Other Stark Additions and Clarifications
The Stark Proposed Rule contains an additional exception for nominal payments to physicians ($3,500 annually, indexed for inflation) for the provision of items and services to an entity. The new exception applies even if there is no written agreement, provided the compensation does not relate to the volume or value of referrals or other business generated by the physician, does not exceed fair market value, and is commercially reasonable, among other requirements. The Stark Proposal also modifies certain existing Stark exceptions and clarifies a number of definitions. For instance, it adds flexibility to the “Electronic health records items and services” exception to include nonmonetary remuneration in the form of cybersecurity software and services. It also purports to clarify the meaning of “fair market value” and “commercially reasonable.” Although additional clarification of these terms would probably be useful, the Stark Proposed Rule at least clarifies that an arrangement does not have to result in a profit for one or more of the parties in order to be commercially reasonable.
The Proposed Rules provide additional protection for remuneration to beneficiaries under AKS and the CMP. Under a new AKS safe harbor, beneficiary incentive payments to beneficiaries assigned to an Accountable Care Organization (“ACO”) under the Medicare Shared Savings Program (“MSSP”) would not constitute “remuneration” for purposes of AKS, if they meet the ACO beneficiary incentive requirements under MSSP. Somewhat similarly, the provision of telehealth technologies to patients with end-stage renal disease (“ESRD”) is not considered “remuneration” for purposes of the CMP if the technologies contribute to the provision of telehealth services related to the patient’s ESRD, is not of excessive value, and meets other requirements.

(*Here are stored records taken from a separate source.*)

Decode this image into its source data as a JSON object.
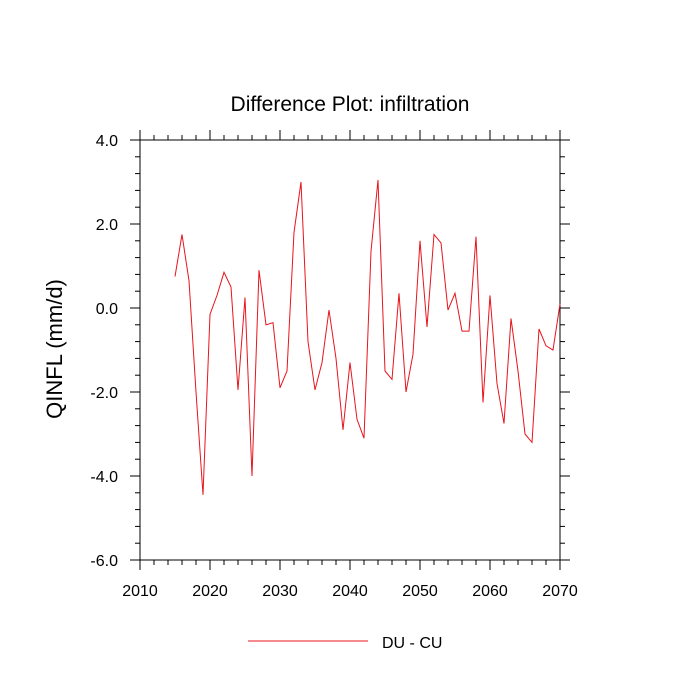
{
  "chart_data": {
    "type": "line",
    "title": "Difference Plot: infiltration",
    "xlabel": "",
    "ylabel": "QINFL  (mm/d)",
    "xlim": [
      2010,
      2070
    ],
    "ylim": [
      -6,
      4
    ],
    "xticks": [
      2010,
      2020,
      2030,
      2040,
      2050,
      2060,
      2070
    ],
    "xtick_labels": [
      "2010",
      "2020",
      "2030",
      "2040",
      "2050",
      "2060",
      "2070"
    ],
    "yticks": [
      -6,
      -4,
      -2,
      0,
      2,
      4
    ],
    "ytick_labels": [
      "-6.0",
      "-4.0",
      "-2.0",
      "0.0",
      "2.0",
      "4.0"
    ],
    "grid": false,
    "legend_position": "bottom",
    "series": [
      {
        "name": "DU - CU",
        "color": "#e8141c",
        "x": [
          2015,
          2016,
          2017,
          2018,
          2019,
          2020,
          2021,
          2022,
          2023,
          2024,
          2025,
          2026,
          2027,
          2028,
          2029,
          2030,
          2031,
          2032,
          2033,
          2034,
          2035,
          2036,
          2037,
          2038,
          2039,
          2040,
          2041,
          2042,
          2043,
          2044,
          2045,
          2046,
          2047,
          2048,
          2049,
          2050,
          2051,
          2052,
          2053,
          2054,
          2055,
          2056,
          2057,
          2058,
          2059,
          2060,
          2061,
          2062,
          2063,
          2064,
          2065,
          2066,
          2067,
          2068,
          2069,
          2070
        ],
        "values": [
          0.75,
          1.75,
          0.65,
          -2.0,
          -4.45,
          -0.15,
          0.3,
          0.85,
          0.5,
          -1.95,
          0.25,
          -4.0,
          0.9,
          -0.4,
          -0.35,
          -1.9,
          -1.5,
          1.8,
          3.0,
          -0.8,
          -1.95,
          -1.3,
          -0.05,
          -1.2,
          -2.9,
          -1.3,
          -2.65,
          -3.1,
          1.35,
          3.05,
          -1.5,
          -1.7,
          0.35,
          -2.0,
          -1.1,
          1.6,
          -0.45,
          1.75,
          1.55,
          -0.05,
          0.35,
          -0.55,
          -0.55,
          1.7,
          -2.25,
          0.3,
          -1.8,
          -2.75,
          -0.25,
          -1.5,
          -3.0,
          -3.2,
          -0.5,
          -0.9,
          -1.0,
          0.1
        ]
      }
    ]
  }
}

This article simply provides a high-level overview of the concepts addressed in the Proposed Rule. A more in-depth review of the Proposed Rules reveals additional requirements and subtle differences in the rules that will be material to parties trying to navigate them successfully. Again, these rules are far from final. However, they indicate an intentional shift toward value-based care and relaxed regulatory requirements to help foster such care. Physicians and other providers have an opportunity to provide feedback on these proposals and hopefully refine them to workable exceptions that will enable the further adoption of value-based arrangements which are being promoted by current payment policy.